Medicare Physician Payment Cuts — 60 Day Delay
Congress has been debating health care reform for several months now. Part of the discussion includes a long-term solution to the flawed Medicare physician payment formula.
Medicare physician payment rates are determined by the sustainable growth rate (SGR) formula which is based on several factors including:
- Estimated change in fees for physician's services,
- Estimated change in beneficiaries enrolled in Medicare's fee-for-service program,
- Estimated growth in real gross domestic product (GDP) per capita,
- Estimated change in expenditures due to law and regulation.
If utilization of physician services increases above this arbitrary target growth rate, the reimbursement per service performed actually drops.

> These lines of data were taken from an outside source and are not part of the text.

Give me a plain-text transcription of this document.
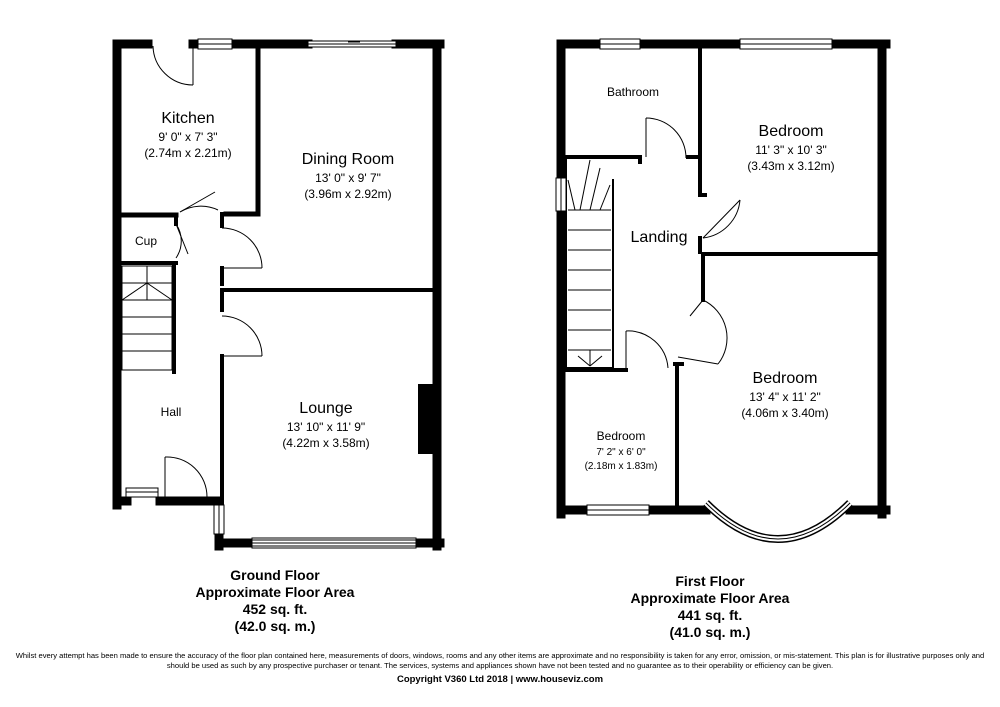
Kitchen
9' 0" x 7' 3"
(2.74m x 2.21m)	Dining Room
13' 0" x 9' 7"
(3.96m x 2.92m)
Cup
Hall	Lounge
13' 10" x 11' 9"
(4.22m x 3.58m)
Bathroom
Bedroom
11' 3" x 10' 3"
(3.43m x 3.12m)
Landing
Bedroom
13' 4" x 11' 2"
(4.06m x 3.40m)
Bedroom
7' 2" x 6' 0"
(2.18m x 1.83m)
Ground Floor
Approximate Floor Area
452 sq. ft.
(42.0 sq. m.)
First Floor
Approximate Floor Area
441 sq. ft.
(41.0 sq. m.)
Whilst every attempt has been made to ensure the accuracy of the floor plan contained here, measurements of doors, windows, rooms and any other items are approximate and no responsibility is taken for any error, omission, or mis-statement. This plan is for illustrative purposes only and should be used as such by any prospective purchaser or tenant. The services, systems and appliances shown have not been tested and no guarantee as to their operability or efficiency can be given.
Copyright V360 Ltd 2018 | www.houseviz.com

Over the last few years, physicians have faced cuts because of the formula.
To date, Congress has always stepped in to prevent the cuts, but this strategy only shifted the cost to out years leaving physicians facing a 21.2 percent cut in 2010.
The Society has been advocating for the replacement of the SGR formula with a stable mechanism for updating Medicare fees to continue to assure Medicare beneficiary access to high quality care.
While various payment options were proposed in the past year in both the House and the Senate during the health care reform debate, Members of Congress so far have not agreed on a permanent solution.
Before recessing, Congress responded to the threatening January 2010 cuts by including a 60-day patch in the FY 2010 defense appropriations legislation. The patch will delay implementation of the scheduled 21.2 percent cut in Medicare physician payments by extending the 2009 conversion factor for 60 days. This will give lawmakers time to move forward with a longer-term solution to the physician payment formula.
The week of December 21, the proposed one-year, 0.5 percent patch to the SGR was eliminated from the Senate health care reform legislation with a statement from Senate Majority Leader Harry Reid (D-NV) that he intends to pass legislation to permanently repeal the SGR formula after the holidays.